Setting up a Lake Tanganyika fish tank can be a rewarding experience, as it allows you to create a unique aquatic environment for cichlid species that originate from this fascinating African lake. Here's a step-by-step guide on how to set up a Lake Tanganyika fish tank:
1. Select the Right Tank Size:
- Choose a tank size that suits the specific Tanganyikan cichlid species you plan to keep. For smaller species like Neolamprologus leleupi or Neolamprologus brevis, a 20 to 30-gallon tank may suffice. Larger species, like Frontosa or Tropheus, require larger tanks, sometimes 75 gallons or more.
- Use a fine sand substrate. Lake Tanganyika cichlids often sift through the substrate in search of food, and a sandy bottom mimics their natural habitat. The sand should be at least 1 to 2 inches deep.
3. Rockwork and Caves:
- Lake Tanganyika cichlids love rocky hideouts and caves. Provide plenty of rocks and create cave-like structures using rocks or clay pots.

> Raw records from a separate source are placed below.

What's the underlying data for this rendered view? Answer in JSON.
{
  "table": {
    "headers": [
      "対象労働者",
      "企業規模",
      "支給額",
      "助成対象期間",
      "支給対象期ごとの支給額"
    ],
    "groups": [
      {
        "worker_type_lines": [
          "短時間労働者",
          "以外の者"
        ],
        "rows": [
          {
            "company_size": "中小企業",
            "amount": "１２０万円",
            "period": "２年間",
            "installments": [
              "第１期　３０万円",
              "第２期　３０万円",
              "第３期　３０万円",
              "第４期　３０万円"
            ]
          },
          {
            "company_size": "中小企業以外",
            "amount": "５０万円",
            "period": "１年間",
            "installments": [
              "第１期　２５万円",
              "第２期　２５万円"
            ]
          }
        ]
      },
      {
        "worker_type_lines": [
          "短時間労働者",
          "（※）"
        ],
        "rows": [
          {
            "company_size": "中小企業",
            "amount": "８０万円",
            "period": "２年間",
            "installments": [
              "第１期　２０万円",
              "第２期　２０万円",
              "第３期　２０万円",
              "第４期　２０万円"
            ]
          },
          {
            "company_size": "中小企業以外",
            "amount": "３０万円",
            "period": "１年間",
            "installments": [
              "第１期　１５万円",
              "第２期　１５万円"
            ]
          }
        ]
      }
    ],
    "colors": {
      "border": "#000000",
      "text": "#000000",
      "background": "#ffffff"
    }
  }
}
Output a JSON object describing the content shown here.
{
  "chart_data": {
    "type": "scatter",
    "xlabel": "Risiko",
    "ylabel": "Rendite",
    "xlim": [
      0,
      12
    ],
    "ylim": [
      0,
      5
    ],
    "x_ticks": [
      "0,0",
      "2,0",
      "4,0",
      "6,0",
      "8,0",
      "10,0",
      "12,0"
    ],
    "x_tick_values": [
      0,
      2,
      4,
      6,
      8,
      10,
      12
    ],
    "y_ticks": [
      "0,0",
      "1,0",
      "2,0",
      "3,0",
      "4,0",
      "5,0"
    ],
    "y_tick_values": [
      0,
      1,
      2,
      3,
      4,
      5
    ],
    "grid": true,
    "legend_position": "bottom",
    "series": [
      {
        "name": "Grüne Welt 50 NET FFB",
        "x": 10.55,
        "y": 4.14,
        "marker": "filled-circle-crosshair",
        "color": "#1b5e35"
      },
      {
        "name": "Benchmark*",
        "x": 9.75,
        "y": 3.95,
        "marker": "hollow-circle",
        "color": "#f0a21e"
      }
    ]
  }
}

These will serve as hiding places and territories for your fish.
4. Water Quality:
- Lake Tanganyika has alkaline, hard water. Aim for the following water parameters:
- pH: 7.8 to 9.0
- Temperature: 75-82°F (24-28°C)
- Water Hardness (GH): 10-20 dGH
- Ammonia, nitrite, and nitrate levels should be kept at minimal levels through regular water changes and efficient filtration.
- Invest in a high-quality filtration system with a strong flow rate. Canister filters or sumps are popular choices for Tanganyikan tanks. Proper filtration is crucial for maintaining water quality.
- Besides rocks, you can add some pieces of driftwood, shells, or other decorations to mimic the natural environment and provide additional hiding spots.
- Lake Tanganyika cichlids don't have specific lighting requirements, but a basic aquarium light on a timer can help showcase the colors of your fish and promote a natural day-night cycle.
- Arrange the rocks and decor to create a visually appealing aquascape while leaving open swimming spaces for the fish. Pay attention to the fish's territorial behavior when designing the layout.
9. Selecting Fish:
- Research the specific species you plan to keep to ensure compatibility and water parameter requirements. Some popular Lake Tanganyika cichlids include Tropheus, Julidochromis, Neolamprologus, and Frontosa.
10. Cycling the Tank:
- Before adding fish, cycle the tank to establish a stable nitrogen cycle. You can do this by adding an ammonia source (ammonium chloride or fish food) and monitoring the ammonia, nitrite, and nitrate levels until they stabilize.
- Regular maintenance is key. Perform weekly water changes of 20-30% to maintain water quality. Vacuum the substrate during water changes to remove debris.
- Offer a varied diet, including high-quality cichlid pellets or flakes, live or frozen foods like brine shrimp, bloodworms, and vegetable matter. Adjust feeding frequency based on the species and their preferences.
- Keep a close eye on your fish for any signs of stress or disease. Quarantine new additions before introducing them to your main tank to prevent potential health issues.
Setting up a Lake Tanganyika fish tank requires careful planning and attention to detail, but the end result can be a stunning and thriving aquatic ecosystem for these unique cichlids. Remember that each species may have specific care requirements, so tailor your setup to suit your chosen inhabitants.